Stagnant swelling is local and general. With thrombosis or compression of a large vein, there is a local edema, and with a decrease in cardiac activity, a general swelling develops. It begins with the lower and farthest from the heart parts of the body: first the swelling of the feet, then the legs and thighs. The edematous fluid appears in the abdominal cavity, the pleura, etc. The swelling in the body cavities - the abdominal, pleural, pericardial cavity, etc. - is called dropsy. A dropsy of the abdominal cavity is called ascites.
Osmotic edema is due to the differencein the osmotic pressure between the blood and the tissue fluid. It is known that if solutions of salts with different concentrations are separated by a thin animal septum (in this case, by the wall of the capillary), then the water from the less concentrated solution will gradually percolate into a more concentrated one until the complete equation of their concentration. If the solution of salts in the tissues is higher than in the blood, then the liquid will flow from the blood into the tissue
With inflammation of the kidneys, when they are isolated fromthe body lacks salts, primarily sodium chloride (sodium chloride), these salts accumulate in the tissues and fluid from the blood rushes into the surrounding tissue.
Oncotic, or colloidal, swelling occurs as a result of an incorrect correlation of colloids between blood and tissue fluid.
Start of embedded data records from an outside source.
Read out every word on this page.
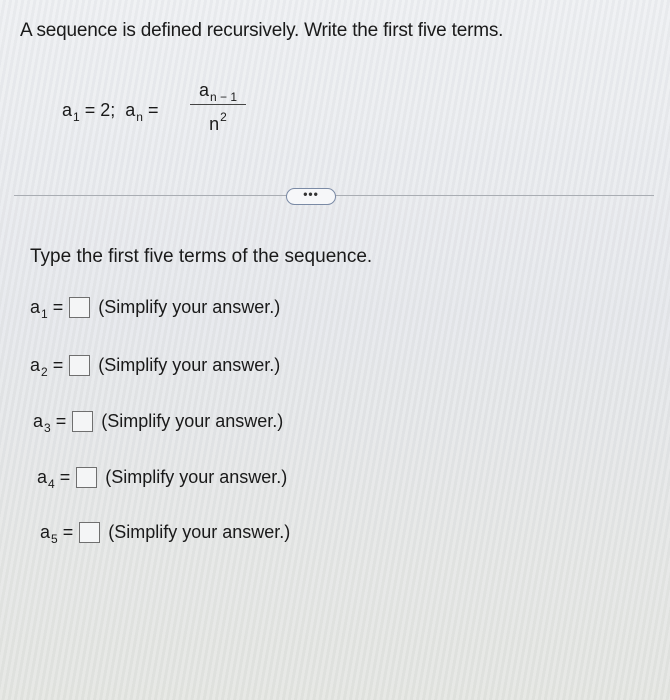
A sequence is defined recursively. Write the first five terms.
$a_1 = 2$; $a_n$ =
$a_{n - 1}$
$n^2$
•••
Type the first five terms of the sequence.
$a_1$ = (Simplify your answer.)
$a_2$ = (Simplify your answer.)
$a_3$ = (Simplify your answer.)
$a_4$ = (Simplify your answer.)
$a_5$ = (Simplify your answer.)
Colloids are organic substances,which in water do not dissolve, but swell. Such substances, for example, include starch and protein. With some forms of kidney disease, when the latter produce a large amount of protein, the blood impoverishes protein and water from it passes into interstitial spaces. Thus, with kidney diseases, osmotic and oncotic edema are noted. With the distribution of renal edema, gravity and distance from the heart do not play a role. Therefore, renal edema is evenly distributed throughout the body.
Under the skin, renal edema first appear in places with the most loose subcutaneous tissue, for example on the face, near the eyes.
Hungry cachectic edema can also be attributed to oncological, since fasting in blood significantly reduces the protein content.
Neurotic edema is caused bydefeat co-sudodvigatelnyh nerves, causing a sharp widening of blood vessels and increase their permeability. The capillary is a significant stagnation of the blood, and hence local increase in blood pressure, so the pathogenesis of edema likely can be attributed to mechanical.
Toxic edema can result from poisoning of tissues with poisons. The mechanism of their appearance is associated with the defeat of the vascular walls and the nerve endings embedded in them.
This toxic edema approachesinflammatory edema (see "Inflammation", p. 41). Toxic include swelling caused by food, medicinal and other substances, for example poisons with insect bites. These include hives and swelling with serum sickness. Often such edemas are a manifestation of an allergic reaction (increased sensitivity), not only to various poisons, but also to other substances (see "Allergies", p. 24).
To toxic swelling should also be attributed to pulmonary edema when the poisoning agents are strangled with asphyxiating effects (chlorine, phosgene, diphosgene, etc.).